I started with a kahr pm40 and baby eagle 9mm, sold those, bought a 1911 and then ended up getting a Sig P238 for concealed carry. Everyone and their situations are different though. Take your time, be patient, look, hold, and shoot as many as you can and then decide.

Enjoy!! The hunt is part of the fun!!
 

LairdNeil

LairdNeil
There is no one gun that is best for anyone. You, the individual, need to look at, hold, aim, try out for fit, a number of guns to find the one that "fits" you best. I, too, am a senior, age 69. Personally, I finally chose a Taurus PT709 Slim 9mm as my carry weapon of choice. It fits my hand and the recoil is not too much for me to manage (when I grip properly and give the gun enough support from both strong hand and support hand). I also have a Taurus PT738 (.380 caliber) which is smaller than the 9mm.
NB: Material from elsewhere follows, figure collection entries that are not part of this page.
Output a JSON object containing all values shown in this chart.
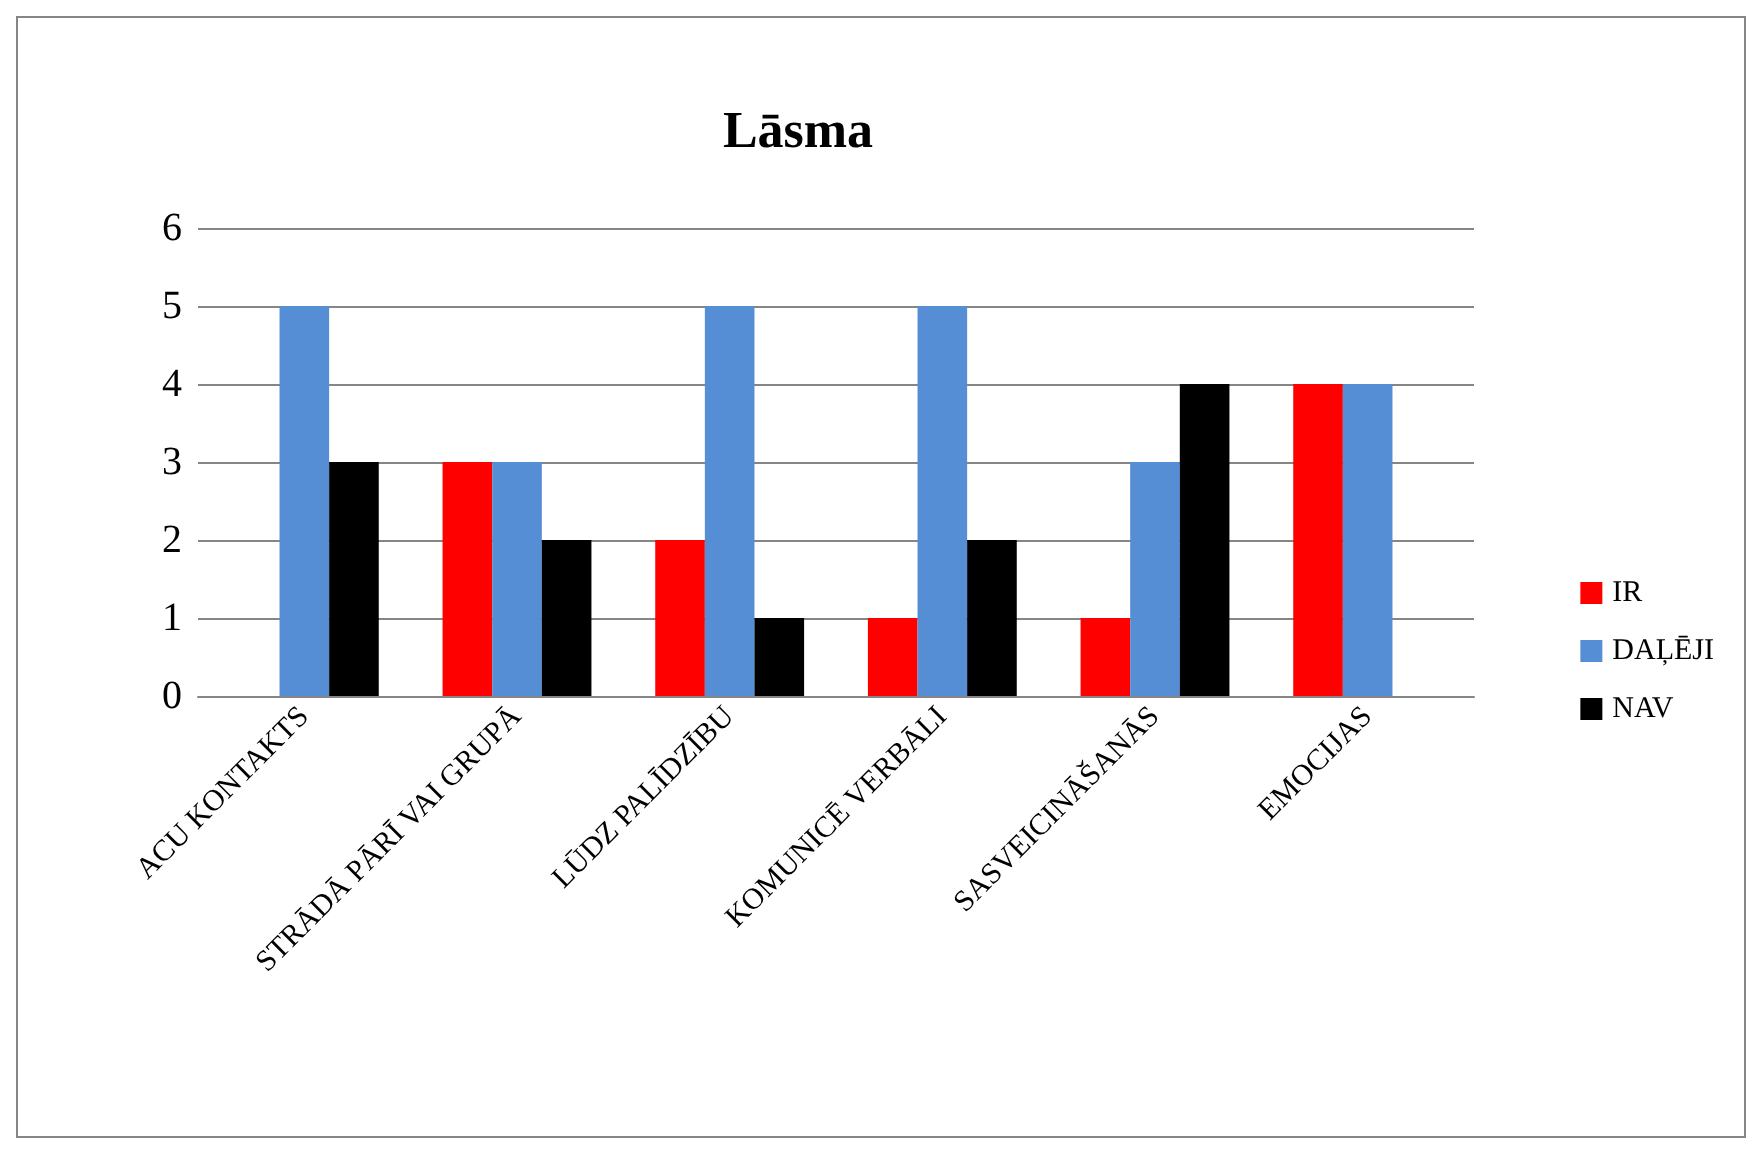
{
  "chart_data": {
    "type": "bar",
    "title": "Lāsma",
    "categories": [
      "ACU KONTAKTS",
      "STRĀDĀ PĀRĪ VAI GRUPĀ",
      "LŪDZ PALĪDZĪBU",
      "KOMUNICĒ VERBĀLI",
      "SASVEICINĀŠANĀS",
      "EMOCIJAS"
    ],
    "series": [
      {
        "name": "IR",
        "color": "#ff0000",
        "values": [
          0,
          3,
          2,
          1,
          1,
          4
        ]
      },
      {
        "name": "DAĻĒJI",
        "color": "#558ed5",
        "values": [
          5,
          3,
          5,
          5,
          3,
          4
        ]
      },
      {
        "name": "NAV",
        "color": "#000000",
        "values": [
          3,
          2,
          1,
          2,
          4,
          0
        ]
      }
    ],
    "ylim": [
      0,
      6
    ],
    "yticks": [
      0,
      1,
      2,
      3,
      4,
      5,
      6
    ],
    "grid": "y",
    "legend": "right"
  }
}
I really enjoy target shooting and go to the range a couple of time a month -- would go more often if I could afford the ammo and the gas to get to the range more often.

Whatever you choose, learn to use it properly; training and practice are very important and you can't get too much of either. And ultimately, enjoy it and pray you never have to use it to protect yourself from an attack.:help:
 

longslide10

New member
The best gun for a woman is one she can proficiently and consistently hit her target with whether revolver or pistol. Have 2 also, one for a backup.
 

45acpXDm

New member
Try all of them you can, find the one or two that you like, that fit your hand, that feel good for you to use. I have several handguns that I have acquired through the years. Both wheelguns and autos, all of them are good weapons, have different carry requirements, and I pretty much practice shooting all of them from time to time. Right now, I carry an XDm 45acp 3.8 Compact. I had been carrying a 1911 gov in 45, but it is a very old gun, it was time to get something new, so the XDm was it's carry replacement. I also have a little Taurus 22 that more often than not is my pocket carry. I practice weekly with both. Its all about you, have it your way. Just make sure whatever you decide on you get out to the range and be as proficient with it as you can.